Vancouver, February 15 (RHC)-- Over 100 people marched through downtown Vancouver, Canada, on Sunday afternoon as part of an annual event to honour and remember Indigenous women and girls who have been murdered and gone missing across the country.

Banging drums and singing, the demonstrators walked through the city’s downtown east side on the 30th anniversary of the first such march in Vancouver.  The event was livestreamed on Facebook.

“The first women’s memorial march was held in 1992 in response to the murder of a woman in Vancouver,” organizers said in a statement ahead of the event.  “Out of this sense of hopelessness and anger came an annual march on Valentine’s Day to express compassion, community, and caring for all women in Vancouver’s Downtown Eastside, Unceded Coast Salish Territories.”

Myrna Cranmer, one of the organisers, told local news outlet The Tyee “the impetus behind the march has always been so that family and community can grieve.”

For decades, Indigenous people across Canada have sounded the alarm about disproportionately high rates of violence faced by women, girls and others in their communities and the inaction of local authorities.

The Native Women’s Association of Canada (NWAC) in 2010 documented 582 cases of missing or murdered Indigenous women across Canada. Then, in 2014 the Royal Canadian Mounted Police (RCMP) reported that nearly 1,200 Indigenous women had been murdered or gone missing between 1980 and 2012.  But advocates and community members said the real number was likely far higher.

Amid growing calls for accountability and action to stem the violence, the Canadian government in 2016 launched a National Inquiry on Missing and Murdered Indigenous Women and Girls.

In its final report in 2019, the inquiry found that the violence “amounts to a race-based genocide of Indigenous Peoples” that especially targets women, girls and members of the LGBTQ2S+ community. Two-spirit is a term used by some Indigenous people to express their gender and spiritual identity.

“This genocide has been empowered by colonial structures … leading directly to the current increased rates of violence, death, and suicide in Indigenous populations,” the inquiry said.

In a statement on Sunday to mark the Vancouver memorial march, provincial government officials in British Columbia, including Premier John Horgan, promised to address systemic racism against Indigenous peoples in the province.  “In Canada, Indigenous women are three and a half times more likely than non-Indigenous women to be targeted by violence and three times more likely than non-Indigenous women to be killed by someone they know,” they said.

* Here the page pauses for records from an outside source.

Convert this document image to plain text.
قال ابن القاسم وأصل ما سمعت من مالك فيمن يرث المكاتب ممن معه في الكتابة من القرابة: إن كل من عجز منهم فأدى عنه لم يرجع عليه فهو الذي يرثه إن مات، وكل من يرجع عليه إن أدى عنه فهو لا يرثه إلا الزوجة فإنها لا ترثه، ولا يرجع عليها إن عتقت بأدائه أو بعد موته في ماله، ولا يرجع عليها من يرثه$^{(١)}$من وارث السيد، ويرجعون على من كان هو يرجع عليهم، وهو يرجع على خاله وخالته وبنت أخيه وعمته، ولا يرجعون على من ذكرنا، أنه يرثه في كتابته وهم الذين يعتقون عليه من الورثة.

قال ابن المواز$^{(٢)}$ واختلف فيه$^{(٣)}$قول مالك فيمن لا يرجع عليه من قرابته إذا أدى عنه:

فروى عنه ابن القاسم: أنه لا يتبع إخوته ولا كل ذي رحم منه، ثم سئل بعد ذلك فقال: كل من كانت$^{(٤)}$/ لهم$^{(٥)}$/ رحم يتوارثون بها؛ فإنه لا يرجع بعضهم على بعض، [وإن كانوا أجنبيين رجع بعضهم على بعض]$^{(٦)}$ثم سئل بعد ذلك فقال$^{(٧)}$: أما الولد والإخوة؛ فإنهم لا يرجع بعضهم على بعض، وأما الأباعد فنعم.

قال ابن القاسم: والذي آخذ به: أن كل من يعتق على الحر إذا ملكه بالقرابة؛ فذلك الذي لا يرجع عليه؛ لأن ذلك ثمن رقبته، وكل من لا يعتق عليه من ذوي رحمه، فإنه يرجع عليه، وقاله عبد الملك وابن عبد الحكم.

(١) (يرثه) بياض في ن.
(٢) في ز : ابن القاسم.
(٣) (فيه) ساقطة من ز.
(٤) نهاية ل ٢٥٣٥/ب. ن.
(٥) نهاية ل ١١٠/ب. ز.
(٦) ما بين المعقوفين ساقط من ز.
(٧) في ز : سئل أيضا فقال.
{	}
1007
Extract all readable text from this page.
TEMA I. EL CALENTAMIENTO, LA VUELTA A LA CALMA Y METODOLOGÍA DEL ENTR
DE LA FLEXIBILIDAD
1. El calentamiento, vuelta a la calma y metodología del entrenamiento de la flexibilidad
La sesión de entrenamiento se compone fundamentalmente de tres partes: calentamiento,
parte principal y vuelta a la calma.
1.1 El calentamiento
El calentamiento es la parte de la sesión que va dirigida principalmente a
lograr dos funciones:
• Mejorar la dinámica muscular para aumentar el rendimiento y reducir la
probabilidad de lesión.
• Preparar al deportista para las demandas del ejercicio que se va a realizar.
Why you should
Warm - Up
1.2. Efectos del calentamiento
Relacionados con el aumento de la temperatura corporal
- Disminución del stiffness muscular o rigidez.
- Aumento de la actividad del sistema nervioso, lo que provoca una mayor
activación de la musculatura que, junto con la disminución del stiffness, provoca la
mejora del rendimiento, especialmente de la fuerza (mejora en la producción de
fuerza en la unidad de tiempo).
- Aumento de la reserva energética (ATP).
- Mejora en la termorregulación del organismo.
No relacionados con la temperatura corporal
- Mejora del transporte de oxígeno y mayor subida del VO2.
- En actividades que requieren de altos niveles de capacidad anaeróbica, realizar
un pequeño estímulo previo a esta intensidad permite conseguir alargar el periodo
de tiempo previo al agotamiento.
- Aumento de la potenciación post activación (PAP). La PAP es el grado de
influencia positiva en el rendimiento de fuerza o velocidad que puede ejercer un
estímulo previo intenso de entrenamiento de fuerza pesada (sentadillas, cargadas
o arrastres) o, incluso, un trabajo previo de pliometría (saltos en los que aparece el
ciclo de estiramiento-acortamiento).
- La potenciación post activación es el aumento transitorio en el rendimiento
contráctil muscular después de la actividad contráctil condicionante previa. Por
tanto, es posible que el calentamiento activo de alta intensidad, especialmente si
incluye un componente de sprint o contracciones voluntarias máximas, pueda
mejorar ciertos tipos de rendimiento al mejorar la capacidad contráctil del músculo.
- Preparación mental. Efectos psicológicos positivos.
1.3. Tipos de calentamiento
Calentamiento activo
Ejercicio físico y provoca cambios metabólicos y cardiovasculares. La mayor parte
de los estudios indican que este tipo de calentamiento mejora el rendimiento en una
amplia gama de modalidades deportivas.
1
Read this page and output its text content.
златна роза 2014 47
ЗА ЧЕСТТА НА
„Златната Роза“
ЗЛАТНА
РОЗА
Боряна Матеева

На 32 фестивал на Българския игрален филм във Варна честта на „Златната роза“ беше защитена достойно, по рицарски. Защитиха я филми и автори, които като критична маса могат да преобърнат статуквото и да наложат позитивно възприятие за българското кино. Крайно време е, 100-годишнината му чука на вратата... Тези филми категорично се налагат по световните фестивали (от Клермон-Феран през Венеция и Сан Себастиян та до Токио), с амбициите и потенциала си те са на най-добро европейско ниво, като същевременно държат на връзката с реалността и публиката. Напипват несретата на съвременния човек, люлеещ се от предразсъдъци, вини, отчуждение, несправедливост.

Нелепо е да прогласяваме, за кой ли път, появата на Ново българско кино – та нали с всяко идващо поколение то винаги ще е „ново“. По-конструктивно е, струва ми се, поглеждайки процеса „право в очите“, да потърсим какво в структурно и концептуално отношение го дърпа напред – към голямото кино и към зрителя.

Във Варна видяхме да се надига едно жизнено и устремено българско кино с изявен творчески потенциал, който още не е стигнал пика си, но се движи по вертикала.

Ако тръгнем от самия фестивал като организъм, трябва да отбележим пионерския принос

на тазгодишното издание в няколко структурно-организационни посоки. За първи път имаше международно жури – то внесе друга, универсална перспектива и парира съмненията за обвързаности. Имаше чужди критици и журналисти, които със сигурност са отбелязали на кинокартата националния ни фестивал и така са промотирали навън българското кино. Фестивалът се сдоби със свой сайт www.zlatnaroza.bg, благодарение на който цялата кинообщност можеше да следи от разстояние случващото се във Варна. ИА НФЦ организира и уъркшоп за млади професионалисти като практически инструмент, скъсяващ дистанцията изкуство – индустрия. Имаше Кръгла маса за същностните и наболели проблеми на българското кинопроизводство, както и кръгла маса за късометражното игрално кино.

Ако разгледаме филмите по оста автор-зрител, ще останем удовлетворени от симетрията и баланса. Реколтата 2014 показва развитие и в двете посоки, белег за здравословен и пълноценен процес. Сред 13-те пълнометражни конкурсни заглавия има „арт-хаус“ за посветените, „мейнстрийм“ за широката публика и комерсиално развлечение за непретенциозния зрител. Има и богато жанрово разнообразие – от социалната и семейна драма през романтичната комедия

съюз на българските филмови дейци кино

Canada’s Minister of Crown-Indigenous Relations Carolyn Bennett also said the federal government is “working to put in place concrete actions to stop this national tragedy” and develop a national action plan to implement the inquiry’s recommendations.

But Indigenous advocates and community groups have criticised Ottawa for delays in setting up that plan of action.  “I’m really disappointed in the process because it’s lack-of,” NWAC President Lorraine Whitman told CBC News in June 2020. “But saying that, I do hope that they’ll start proceeding.”